The most important thing to remember is that resilience is a trait that you can strengthen with practice. Just like how you can improve public speaking skills through practice presentations, you can also improve your resilience through facing tough situations with the right mindset and figuring out how to adapt!
Why is resilience important?
Resilience is not about irrational positivity or burying your head in the sand. It’s about learning to keep your eye on the bigger picture and not let temporary setbacks pull you down, and being confident enough in your strengths to be honest about your own weaknesses.
Learning to maintain a resilient mindset is key to a meaningful long-term career journey as well. The World Economic Forum even listed resilience as one of the skills employers need the most in the future! And a huge part of staying adaptable and nimble in the marketplace is to actively cultivate a resilient mindset within yourself.
How to start building resilience
With the ongoing global pandemic and slow economic recovery, developing resilience is now more important than ever. Because resilience is largely about facing uncertainty with the right mindset, you can begin by accepting that change is the only constant in life, and learn to embrace it good-naturedly.

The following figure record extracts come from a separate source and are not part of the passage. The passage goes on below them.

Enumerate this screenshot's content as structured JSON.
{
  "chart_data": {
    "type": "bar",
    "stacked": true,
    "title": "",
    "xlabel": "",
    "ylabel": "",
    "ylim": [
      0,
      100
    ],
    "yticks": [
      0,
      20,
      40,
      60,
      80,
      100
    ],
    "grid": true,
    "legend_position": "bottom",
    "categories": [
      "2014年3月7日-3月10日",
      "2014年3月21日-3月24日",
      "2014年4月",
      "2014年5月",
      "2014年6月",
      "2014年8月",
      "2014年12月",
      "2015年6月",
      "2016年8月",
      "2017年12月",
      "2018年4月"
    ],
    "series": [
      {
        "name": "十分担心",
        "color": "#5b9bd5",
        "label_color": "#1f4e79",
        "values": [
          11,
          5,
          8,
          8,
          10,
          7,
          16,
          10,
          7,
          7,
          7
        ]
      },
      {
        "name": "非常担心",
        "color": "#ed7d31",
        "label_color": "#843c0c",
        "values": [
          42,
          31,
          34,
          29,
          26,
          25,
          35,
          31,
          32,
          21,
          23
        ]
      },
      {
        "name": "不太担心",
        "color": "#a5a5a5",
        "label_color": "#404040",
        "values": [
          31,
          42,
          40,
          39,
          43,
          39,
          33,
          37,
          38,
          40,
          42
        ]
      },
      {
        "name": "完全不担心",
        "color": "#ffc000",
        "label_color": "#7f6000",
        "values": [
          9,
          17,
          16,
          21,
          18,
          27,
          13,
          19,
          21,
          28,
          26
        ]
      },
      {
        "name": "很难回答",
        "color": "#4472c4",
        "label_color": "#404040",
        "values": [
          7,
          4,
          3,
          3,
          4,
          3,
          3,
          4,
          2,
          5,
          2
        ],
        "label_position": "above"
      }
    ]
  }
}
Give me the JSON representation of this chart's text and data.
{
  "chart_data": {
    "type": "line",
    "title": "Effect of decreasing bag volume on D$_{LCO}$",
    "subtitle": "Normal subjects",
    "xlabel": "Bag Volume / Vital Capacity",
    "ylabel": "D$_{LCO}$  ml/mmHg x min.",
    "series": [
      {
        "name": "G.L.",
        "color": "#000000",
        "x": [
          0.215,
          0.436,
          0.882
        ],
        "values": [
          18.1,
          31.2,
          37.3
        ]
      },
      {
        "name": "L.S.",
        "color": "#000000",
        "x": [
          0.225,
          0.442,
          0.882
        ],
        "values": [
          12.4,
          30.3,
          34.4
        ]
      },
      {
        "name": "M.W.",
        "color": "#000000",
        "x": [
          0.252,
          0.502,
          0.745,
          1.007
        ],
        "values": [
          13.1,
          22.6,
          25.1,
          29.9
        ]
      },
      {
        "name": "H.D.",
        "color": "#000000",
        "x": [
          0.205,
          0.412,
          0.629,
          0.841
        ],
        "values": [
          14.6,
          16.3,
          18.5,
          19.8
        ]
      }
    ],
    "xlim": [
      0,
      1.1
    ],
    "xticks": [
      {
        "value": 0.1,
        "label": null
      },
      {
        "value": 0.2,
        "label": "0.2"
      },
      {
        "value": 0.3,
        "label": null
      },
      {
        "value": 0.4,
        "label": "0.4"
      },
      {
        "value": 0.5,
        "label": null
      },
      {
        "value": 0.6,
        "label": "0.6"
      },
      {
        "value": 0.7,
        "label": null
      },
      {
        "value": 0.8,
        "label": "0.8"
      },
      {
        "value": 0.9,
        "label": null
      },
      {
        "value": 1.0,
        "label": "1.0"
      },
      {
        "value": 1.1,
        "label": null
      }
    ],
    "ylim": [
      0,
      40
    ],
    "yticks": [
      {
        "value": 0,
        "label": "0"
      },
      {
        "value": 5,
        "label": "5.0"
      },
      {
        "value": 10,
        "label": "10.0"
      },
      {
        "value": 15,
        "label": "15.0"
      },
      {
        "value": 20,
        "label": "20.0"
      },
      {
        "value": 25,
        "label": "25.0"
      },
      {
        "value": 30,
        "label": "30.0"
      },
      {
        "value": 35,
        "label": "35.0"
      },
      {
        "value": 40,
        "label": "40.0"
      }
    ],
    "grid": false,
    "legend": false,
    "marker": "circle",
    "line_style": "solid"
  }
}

Alternatively, you can learn to approach mistakes and rejection positively, and see them as learning experiences or opportunities for feedback instead of just burying them into the back of your mind or constantly reliving the pain. Your setbacks are not an indicator of your future success!
Putting resilience to work
Now that you’ve started cultivating a resilient mindset, how do you make it work for you in your career planning, especially considering the “new normal”?
If you’re looking at career resilience, you can turn your attention to picking up more skills. So, if you find out that the industry you want to enter requires certain skills or knowledge you don’t currently have, take the time to go for courses or read up on those topics to add to your repertoire. These courses don’t have to be long ones – in fact, there are six-hour courses on popular sites such as Coursera.
On the other hand, if you’re facing rejection, give yourself some time to grieve, regroup, and clear self-defeating scenarios from your mind before moving on, both stronger and wiser. Remember, you are not defined by the words “We regret to inform you”. Being resilient is having the will to be better than that!
The bottom line is, learning to approach your career journey with a resilient mindset is a key part of staying employable – whether during uncertain times or stable ones. Make it a point to keep practising it every chance you get, and see the difference it makes in terms of how you think about yourself – both as a person and a professional!